Legality also decays with game depth (Regular ~64% in the opening to single digits deep), and the sweep reproduces the report's published single-config numbers as a special case. No new weights — the three tiers stand; the gain is a characterized knob.

Kenosha-kid — a self-drifting corpus decouples the dream

Kenosha's inverted objective (a lower-loss model is a worse artifact) had left its two dream qualities coupled: the champion gets near-misses only by being undertrained, so crisp anchors and abundant near-misses could not coexist. The fix: add a DRIFT_RATE misspelling channel to the corpus generator, applied only to the permutation tail lines — the 9 Pynchon anchors stay pristine.

A converged model on the drift corpus now reproduces all 9 anchors verbatim and carries near-misses in ~33% of lines (vs the champion's 3/9 anchors and ~3.7% near-misses). The two qualities are decoupled, and DRIFT_RATE becomes an explicit dial. A free alternative — leaving dropout active at inference (MC-dropout) on the crisp model — failed: it re-couples, adding no near-misses at low dropout and collapsing anchor recall at high. Released as kenosha-kid-nanogpt-2.

Cross-cutting findings

  1. BPE compression is a double-edged sword on tiny corpora. It shrinks the effective token count, which helped Shakespeare (a small vocab matched a big one at a third the size) and hurt Gatsby (the model overfit before it could learn to condition). The lesson is the same in both directions: match training length to the token count, and pair small vocabs with more data.
  2. A precision bug can look exactly like a hyperparameter problem.

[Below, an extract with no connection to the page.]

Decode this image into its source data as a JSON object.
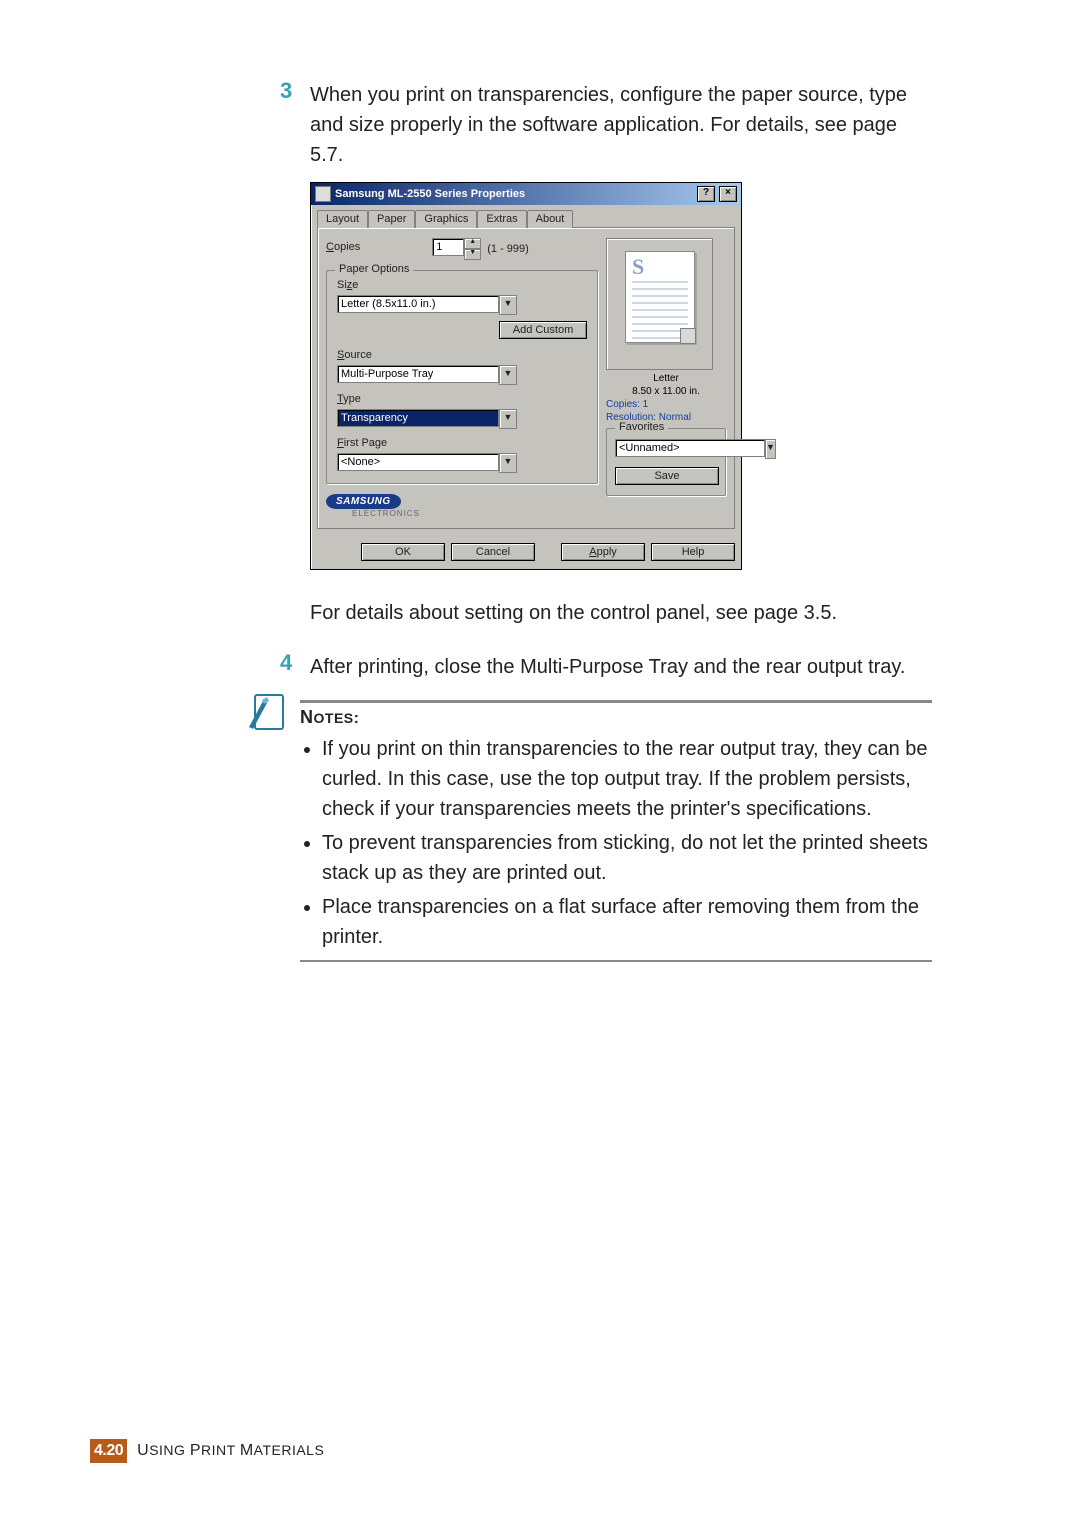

The large-vocab "divergence" was float16 overflow on MPS (the CUDA-only GradScaler sits disabled), not a hot learning rate. dtype=float32 fixed it — and helped every vocab, improving even the GPT-2 control from 1.919 to 1.843.
  3. "Dreaminess" is a tunable, sampler-side quantity in two unrelated projects: daydream's logit soft-cap and kenosha's drift-rate (and the failed MC-dropout attempt). Both reinforce the studio's thesis that the sampler, not just the weights, is part of the artifact.
  4. Single-seed measurement is the recurring rigor gap. Several of the deltas here (bpe1k vs bpe4k, bpe1k vs the fresh control) are within noise. The honest next step across the studio is multi-seed reporting.

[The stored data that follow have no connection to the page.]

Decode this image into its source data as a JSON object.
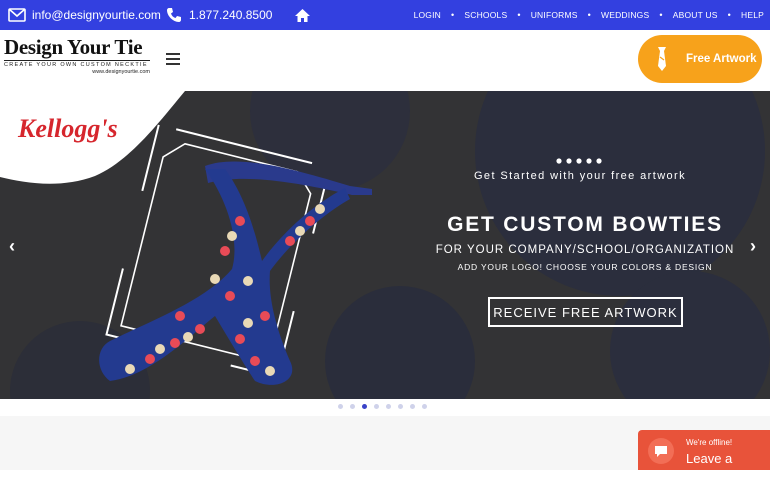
{
  "topbar": {
    "email": "info@designyourtie.com",
    "phone": "1.877.240.8500",
    "nav": [
      "LOGIN",
      "SCHOOLS",
      "UNIFORMS",
      "WEDDINGS",
      "ABOUT US",
      "HELP"
    ],
    "icons": [
      "mail-icon",
      "phone-icon",
      "home-icon"
    ]
  },
  "header": {
    "logo_name": "Design Your Tie",
    "logo_tagline": "CREATE YOUR OWN CUSTOM NECKTIE",
    "logo_site": "www.designyourtie.com",
    "cta_label": "Free Artwork"
  },
  "hero": {
    "brand": "Kellogg's",
    "subheading": "Get Started with your free artwork",
    "heading": "GET CUSTOM BOWTIES",
    "line1": "FOR YOUR COMPANY/SCHOOL/ORGANIZATION",
    "line2": "ADD YOUR LOGO! CHOOSE YOUR COLORS & DESIGN",
    "button": "RECEIVE FREE ARTWORK",
    "prev_arrow": "‹",
    "next_arrow": "›",
    "slide_count": 8,
    "active_slide": 3
  },
  "chat": {
    "status": "We're offline!",
    "label": "Leave a mes..."
  },
  "colors": {
    "topbar": "#3340e0",
    "accent": "#f7a21b",
    "hero_bg": "#333335",
    "chat": "#e8533a"
  }
}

A note on the tooling: the studio tripped its own safeguards

One artifact of how this session ran is worth recording, because it is unusually on-the-nose. Partway through — while orchestrating training runs with a great deal of "train a model" language — Fable 5's safety layer flagged a message and the session automatically switched to Opus 4.8, then switched back.

What is observed is solid: the switch happened, mid-training, during ordinary non-adversarial orchestration, and the harness itself noted this "sometimes happens with safe, normal conversations." What is inferred — and not directly confirmed — is the cause: that the trigger was the dual-use / anti-distillation safeguard that Fable 5 carries and that Mythos 5 (available to approved organizations) does not. The timing and context make that the natural reading, but the classifier's actual reason is not exposed, so it should be treated as a strong inference rather than a fact.

Either way, the situation is a small irony worth keeping: a Claude-operated studio whose entire purpose is training small language models, tripping Claude's own model-training safeguards while doing exactly that. It cost a brief model switch and nothing else — but it is a real feature of building an AI-run research studio with a safety-tuned model at the helm, and future rounds here should expect it.